The ethanol mistake PDF Print E-mail
Written by Ozaukee Press   
Wednesday, 14 August 2013 13:53

The promise of renewable energy from biofuels was lost when corn needed to feed humans became the source of the mandated gasoline additive

Wisconsin small-engine makers, including Briggs & Stratton, which owns the Port Washington-born Simplicity garden tractor brand and operates a testing facility here, were turned down by the U.S. Supreme Court in their petition to block the sale of gasoline with a 15% ethanol content.

    But now it appears that they and everyone else who would be damaged in some way by increasing the amount of ethanol in gasoline (that’s just about all of us) may get relief from the awakening of the Environmental Protection Agency to the fact that the ethanol mandate is unsustainable.

    The mandate is expressed in the numbers of gallons of ethanol refiners are required to put into the U.S. gasoline supply. For 2013, it’s 13.8 billion gallons, which yields about a 10% ethanol content. The mandated content is slated to increase to more than 15 billion gallons by 2015, which would  result in gasoline consisting of 15% ethanol or more.

    Now the EPA is signaling it may back off on the mandate. That’s good news, but let’s hope this modest progress doesn’t deter the bipartisan movement that is picking up steam in Congress from doing what needs to be done and repealing the ethanol mandate altogether.

    When the mandate was put in place in 2007 it was well intentioned. Six years later it stands as a classic example of the damage that can be wrought by unintended consequences.

    Those include:

    Driving up the cost of food. Most American ethanol is made from corn. As much as 40% of the corn crop is needed to meet the ethanol mandate, straining the corn supply, thus raising the price of the grain used in numerous food products.

    Limiting world hunger relief efforts by diverting corn needed for food to fuel.

    Increasing the price of gasoline by forcing refiners to buy more ethanol than they can safely blend into gasoline.

    Converting woodland, grassland and land used for crops less damaging to the soil to corn  production.

    Exacerbating, rather than relieving, engine emission pollution problems because of the fossil fuel demands of corn ethanol production.

    And if the EPA does not back off on scheduled ethanol content increases, the list can be lengthened to include damage to small air-cooled engines and even to older car and truck engines.

    The good intention of the ethanol mandate was to reduce dependence of foreign oil.

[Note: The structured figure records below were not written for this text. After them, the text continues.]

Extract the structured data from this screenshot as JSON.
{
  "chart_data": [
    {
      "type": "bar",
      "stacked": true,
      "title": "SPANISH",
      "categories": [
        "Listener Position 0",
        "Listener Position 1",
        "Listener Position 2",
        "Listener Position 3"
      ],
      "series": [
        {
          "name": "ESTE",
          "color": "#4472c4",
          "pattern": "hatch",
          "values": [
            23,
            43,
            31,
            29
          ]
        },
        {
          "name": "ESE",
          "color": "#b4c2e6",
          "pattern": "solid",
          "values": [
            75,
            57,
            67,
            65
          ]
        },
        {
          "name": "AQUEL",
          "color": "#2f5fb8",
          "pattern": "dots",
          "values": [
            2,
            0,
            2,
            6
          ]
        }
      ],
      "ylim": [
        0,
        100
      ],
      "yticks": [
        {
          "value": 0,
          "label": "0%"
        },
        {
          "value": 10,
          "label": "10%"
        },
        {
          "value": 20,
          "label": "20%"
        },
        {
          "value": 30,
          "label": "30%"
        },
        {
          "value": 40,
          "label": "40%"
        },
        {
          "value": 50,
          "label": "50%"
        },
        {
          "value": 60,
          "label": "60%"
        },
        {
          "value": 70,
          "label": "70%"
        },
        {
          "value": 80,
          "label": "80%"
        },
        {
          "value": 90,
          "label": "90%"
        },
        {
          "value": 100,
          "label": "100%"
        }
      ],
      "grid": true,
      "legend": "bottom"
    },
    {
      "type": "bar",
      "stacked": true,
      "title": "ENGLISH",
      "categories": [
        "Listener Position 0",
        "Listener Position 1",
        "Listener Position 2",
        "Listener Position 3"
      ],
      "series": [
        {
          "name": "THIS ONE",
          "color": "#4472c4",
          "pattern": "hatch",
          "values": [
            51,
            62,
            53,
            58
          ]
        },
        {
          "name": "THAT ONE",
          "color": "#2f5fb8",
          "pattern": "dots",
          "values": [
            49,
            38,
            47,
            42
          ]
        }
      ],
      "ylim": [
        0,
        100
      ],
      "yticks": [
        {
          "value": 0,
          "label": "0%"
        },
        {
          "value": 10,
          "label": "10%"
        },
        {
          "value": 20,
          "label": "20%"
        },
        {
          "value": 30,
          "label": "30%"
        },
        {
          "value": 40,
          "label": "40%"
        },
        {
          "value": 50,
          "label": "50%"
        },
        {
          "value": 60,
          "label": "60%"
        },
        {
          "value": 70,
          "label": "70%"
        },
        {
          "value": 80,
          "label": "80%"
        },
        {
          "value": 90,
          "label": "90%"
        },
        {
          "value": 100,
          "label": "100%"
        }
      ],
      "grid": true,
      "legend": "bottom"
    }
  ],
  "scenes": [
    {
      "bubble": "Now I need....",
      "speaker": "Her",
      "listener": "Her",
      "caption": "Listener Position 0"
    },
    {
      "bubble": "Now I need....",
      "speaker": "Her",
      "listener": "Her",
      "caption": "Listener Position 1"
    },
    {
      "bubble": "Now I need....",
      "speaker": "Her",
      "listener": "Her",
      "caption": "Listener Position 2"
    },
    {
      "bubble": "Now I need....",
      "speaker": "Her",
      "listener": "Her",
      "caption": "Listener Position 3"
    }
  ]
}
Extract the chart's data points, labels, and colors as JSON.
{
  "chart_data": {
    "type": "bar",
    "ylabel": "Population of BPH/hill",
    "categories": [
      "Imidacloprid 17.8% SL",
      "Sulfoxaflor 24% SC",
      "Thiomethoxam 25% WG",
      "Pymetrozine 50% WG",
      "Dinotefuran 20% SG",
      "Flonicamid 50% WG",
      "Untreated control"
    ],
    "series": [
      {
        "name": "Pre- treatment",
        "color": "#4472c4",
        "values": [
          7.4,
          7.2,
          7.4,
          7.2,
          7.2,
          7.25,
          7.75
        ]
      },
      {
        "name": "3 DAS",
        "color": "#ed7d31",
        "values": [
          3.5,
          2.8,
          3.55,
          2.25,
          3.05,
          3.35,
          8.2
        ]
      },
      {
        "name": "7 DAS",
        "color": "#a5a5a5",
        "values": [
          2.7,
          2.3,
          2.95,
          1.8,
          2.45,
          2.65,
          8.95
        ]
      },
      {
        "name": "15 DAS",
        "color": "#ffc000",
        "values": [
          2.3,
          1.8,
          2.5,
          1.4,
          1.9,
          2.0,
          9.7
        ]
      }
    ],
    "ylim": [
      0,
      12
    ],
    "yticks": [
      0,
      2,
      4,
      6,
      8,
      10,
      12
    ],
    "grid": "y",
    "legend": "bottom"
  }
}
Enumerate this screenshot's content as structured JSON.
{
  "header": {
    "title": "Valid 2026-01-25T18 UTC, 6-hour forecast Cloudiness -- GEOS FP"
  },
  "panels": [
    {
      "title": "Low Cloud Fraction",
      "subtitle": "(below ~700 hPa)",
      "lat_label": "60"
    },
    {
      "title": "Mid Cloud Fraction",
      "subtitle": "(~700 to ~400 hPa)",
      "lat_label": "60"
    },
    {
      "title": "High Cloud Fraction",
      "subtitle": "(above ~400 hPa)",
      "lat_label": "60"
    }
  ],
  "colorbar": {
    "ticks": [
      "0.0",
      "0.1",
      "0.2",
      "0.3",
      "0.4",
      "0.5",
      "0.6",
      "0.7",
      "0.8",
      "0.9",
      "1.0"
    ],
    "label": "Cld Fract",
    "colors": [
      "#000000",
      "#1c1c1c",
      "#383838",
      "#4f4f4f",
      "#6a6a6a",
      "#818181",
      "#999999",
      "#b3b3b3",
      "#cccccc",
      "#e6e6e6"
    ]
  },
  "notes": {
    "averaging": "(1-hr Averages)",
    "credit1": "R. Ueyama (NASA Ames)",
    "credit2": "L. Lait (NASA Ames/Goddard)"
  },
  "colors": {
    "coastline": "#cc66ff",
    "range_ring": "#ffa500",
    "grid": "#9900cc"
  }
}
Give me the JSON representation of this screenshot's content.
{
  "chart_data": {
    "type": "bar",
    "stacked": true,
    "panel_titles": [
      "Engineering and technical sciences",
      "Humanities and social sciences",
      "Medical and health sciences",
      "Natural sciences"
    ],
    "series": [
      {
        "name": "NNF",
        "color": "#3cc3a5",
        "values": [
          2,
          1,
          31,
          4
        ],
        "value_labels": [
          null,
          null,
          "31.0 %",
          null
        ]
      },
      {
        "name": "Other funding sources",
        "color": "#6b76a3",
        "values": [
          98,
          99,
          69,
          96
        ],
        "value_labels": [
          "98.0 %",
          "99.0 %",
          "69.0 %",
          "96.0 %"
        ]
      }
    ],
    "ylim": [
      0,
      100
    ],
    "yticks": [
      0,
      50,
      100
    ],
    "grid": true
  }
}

That has happened. Petroleum consumption, from both foreign and domestic sources, has declined markedly. But the ethanol mandate deserves no credit for this.

    The recession caused the initial decline, but now that trend is being sustained by remarkable gains in the fuel efficiency of automobiles attributable to government regulation. These are mandates that, unlike ethanol, actually work. The impact of the mandate that new cars double 2010 fuel economy stands by 2025 is already being seen in more miles per gallon for many vehicles.

    The irony here is that achieving ethanol’s original goal is what is exposing the ethanol mandate as a mistake. Gas consumption today is about 20% less than what 2007 projections predicted. Because of reduced demand, there is not enough gasoline being refined to use all the ethanol being produced.

    Seeing the handwriting on the wall, the EPA will probably reduce the ethanol mandate. But that will just make the problem slightly more tolerable. Congress needs to make the problem go away.

    Even if it worked to reduce dependence on foreign oil, it would be fundamentally wrong to turn food into fuel, but it doesn’t work. So it’s doubly wrong.